The Abduction of Hippodameia by the French sculptor Albert-Ernest Carrier-Belleuse (1824-1887) infuses a classical subject with violent emotion, sensuality, and raw animal power.
The subject comes from Greek mythology: At the wedding of the maiden Hippodameia and her suitor Pelops, the wild centaurs who had been invited to the celebration became drunk and unruly, attacking their hosts and the other guests. Eventually, the centaurs were subdued, and order restored.
Carrier-Belleuse depicts the brutal domination of the rearing man-beast clutching the limp body of the hapless bride through a complex, open composition of cross-angles and twisting forms. The theme was often featured in antiquity, as seen in the architectural sculptures at the great Temple of Zeus at Olympia (site of the original Olympics) and at the Parthenon in Athens. Carrier-Belleuse's interpretation focuses on the bestiality of animal desire.
The French sculptor was one of the most prolific of his era, producing portrait busts, decorative works, and monuments. His works often combine realism, passion, and a neo-Baroque exuberance, while reacting against the emotional restraint of neoclassicism. A success at the Salon exhibitions, he was especially well-regarded as a teacher, with pupils such as AimÈ-Jules Dalou and the most famous sculptor of the later nineteenth century, Auguste Rodin.

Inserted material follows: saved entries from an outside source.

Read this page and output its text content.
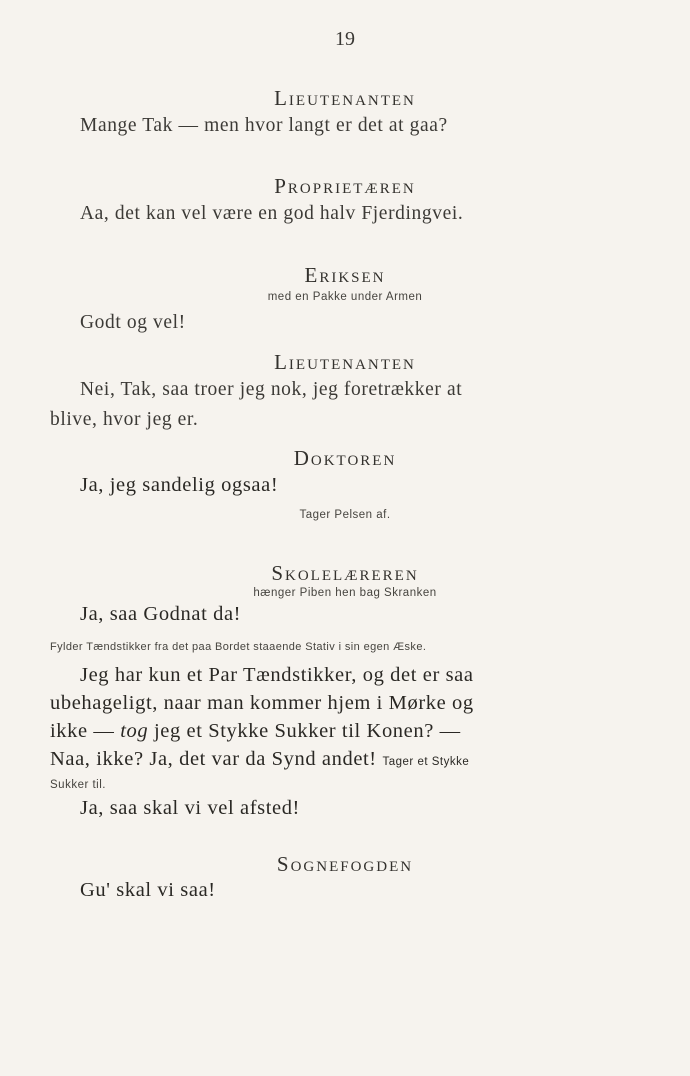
19
Lieutenanten
Mange Tak — men hvor langt er det at gaa?
Proprietæren
Aa, det kan vel være en god halv Fjerdingvei.
Eriksen
med en Pakke under Armen
Godt og vel!
Lieutenanten
Nei, Tak, saa troer jeg nok, jeg foretrækker at
blive, hvor jeg er.
Doktoren
Ja, jeg sandelig ogsaa!
Tager Pelsen af.
Skolelæreren
hænger Piben hen bag Skranken
Ja, saa Godnat da!
Fylder Tændstikker fra det paa Bordet staaende Stativ i sin egen Æske.
Jeg har kun et Par Tændstikker, og det er saa
ubehageligt, naar man kommer hjem i Mørke og
ikke — tog jeg et Stykke Sukker til Konen? —
Naa, ikke? Ja, det var da Synd andet! Tager et Stykke
Sukker til.
Ja, saa skal vi vel afsted!
Sognefogden
Gu' skal vi saa!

It has been justifiably suggested that The Abduction of Hippodameia owes much to the involvement of the young Rodin, who is said to have worked on the sculpture model in his master's absence. Similarities in the power of the centaur's boldly rippling musculature (unusual in Carrier-Belleuse's work) and screaming face can be seen in Rodin's Vase of the Titans and The Call to Arms of 1878.